Auch bei Ruiz werden wir schauen, aber spätestens am Wochenende ist er wieder einsatzbereit. Wir werden wohl auf drei oder vier Positionen rotieren. Ich hinterfrage mein Team. 14 Gegentore zuletzt, das geht einfach nicht. Das heutige Stellungsspiel sieht bei Ballbesitz und ohne ganz anders aus. Je nachdem nimmt man unterschiedliche Positionen ein. Ich bin der einzige Trainer, der bei fünf Mannschaften fünf verschiedene Systeme gespielt hat. Ich will da gar nicht weiter drauf eingehen. Wir durchleben eine schwere Phase. Ich hinterfrage meine Spieler und mich selbst“, so der 56-Jährige auf der Pressekonferenz im Vorfeld der Europapokal-Begegnung.

Sportliches Loch: Hutchinson will positives Leuchtfeuer entfachen

BJK-Mittelfeldmotor Atiba Hutchinson hofft ebenfalls, dass die Mannschaft sich endlich mit einer guten Leistung und einem Erfolg zurückmeldet: „Wir wollen einen guten Start bei unserem erstes Heimspiel hinlegen. Im ersten Gruppenspiel haben wir nicht das gewünschte Resultat geholt. Mit einem Sieg zuhause wollen wir uns zurückmelden.

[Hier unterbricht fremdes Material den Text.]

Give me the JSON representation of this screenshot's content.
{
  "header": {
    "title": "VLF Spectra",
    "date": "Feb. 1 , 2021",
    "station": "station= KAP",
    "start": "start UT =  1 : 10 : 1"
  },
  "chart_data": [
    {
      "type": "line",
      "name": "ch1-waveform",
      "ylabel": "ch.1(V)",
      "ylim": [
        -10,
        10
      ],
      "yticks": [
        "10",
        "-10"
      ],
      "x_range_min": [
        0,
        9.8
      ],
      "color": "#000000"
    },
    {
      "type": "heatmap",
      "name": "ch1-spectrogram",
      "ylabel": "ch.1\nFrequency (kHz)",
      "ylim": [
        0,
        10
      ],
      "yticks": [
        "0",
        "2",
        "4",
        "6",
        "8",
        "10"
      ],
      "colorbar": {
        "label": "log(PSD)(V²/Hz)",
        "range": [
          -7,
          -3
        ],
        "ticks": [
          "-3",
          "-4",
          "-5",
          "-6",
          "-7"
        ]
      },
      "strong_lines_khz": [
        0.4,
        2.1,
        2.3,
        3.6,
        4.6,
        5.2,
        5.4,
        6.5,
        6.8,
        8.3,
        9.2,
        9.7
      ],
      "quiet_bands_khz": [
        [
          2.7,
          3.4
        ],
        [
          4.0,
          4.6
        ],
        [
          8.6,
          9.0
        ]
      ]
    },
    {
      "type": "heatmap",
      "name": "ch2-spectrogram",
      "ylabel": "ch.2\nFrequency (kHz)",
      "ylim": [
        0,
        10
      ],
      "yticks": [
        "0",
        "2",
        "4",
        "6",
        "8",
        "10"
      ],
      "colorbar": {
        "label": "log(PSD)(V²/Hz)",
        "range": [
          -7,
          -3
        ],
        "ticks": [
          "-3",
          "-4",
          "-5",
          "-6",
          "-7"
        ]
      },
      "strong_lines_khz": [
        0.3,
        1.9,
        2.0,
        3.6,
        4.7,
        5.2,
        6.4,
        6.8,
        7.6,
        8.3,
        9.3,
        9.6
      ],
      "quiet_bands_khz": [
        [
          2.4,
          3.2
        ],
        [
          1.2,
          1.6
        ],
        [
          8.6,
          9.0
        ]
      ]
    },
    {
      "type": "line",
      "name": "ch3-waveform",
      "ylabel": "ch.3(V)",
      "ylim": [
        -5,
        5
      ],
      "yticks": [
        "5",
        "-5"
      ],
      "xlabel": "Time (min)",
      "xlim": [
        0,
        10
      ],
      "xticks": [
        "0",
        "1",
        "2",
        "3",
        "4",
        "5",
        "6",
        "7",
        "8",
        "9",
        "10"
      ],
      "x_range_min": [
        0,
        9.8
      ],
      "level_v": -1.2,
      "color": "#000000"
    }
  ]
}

Wir treffen auf einen ernstzunehmenden Gegner. Ich bin schon sehr lange bei diesem Klub. Es gibt immer Höhen und Tiefen. Im Moment erleben wir eine solche Tiefphase. Wir sind damit absolut unglücklich. Mit einem Sieg könnten wir schnell aus diesem Loch herauskommen. Das Spiel gegen Wolverhampton ist solch eine Gelegenheit. Wir müssen für uns und die Fans kämpfen. Der Funke muss schnell überspringen“, betonte der Kanadier die Bedeutung der Partie.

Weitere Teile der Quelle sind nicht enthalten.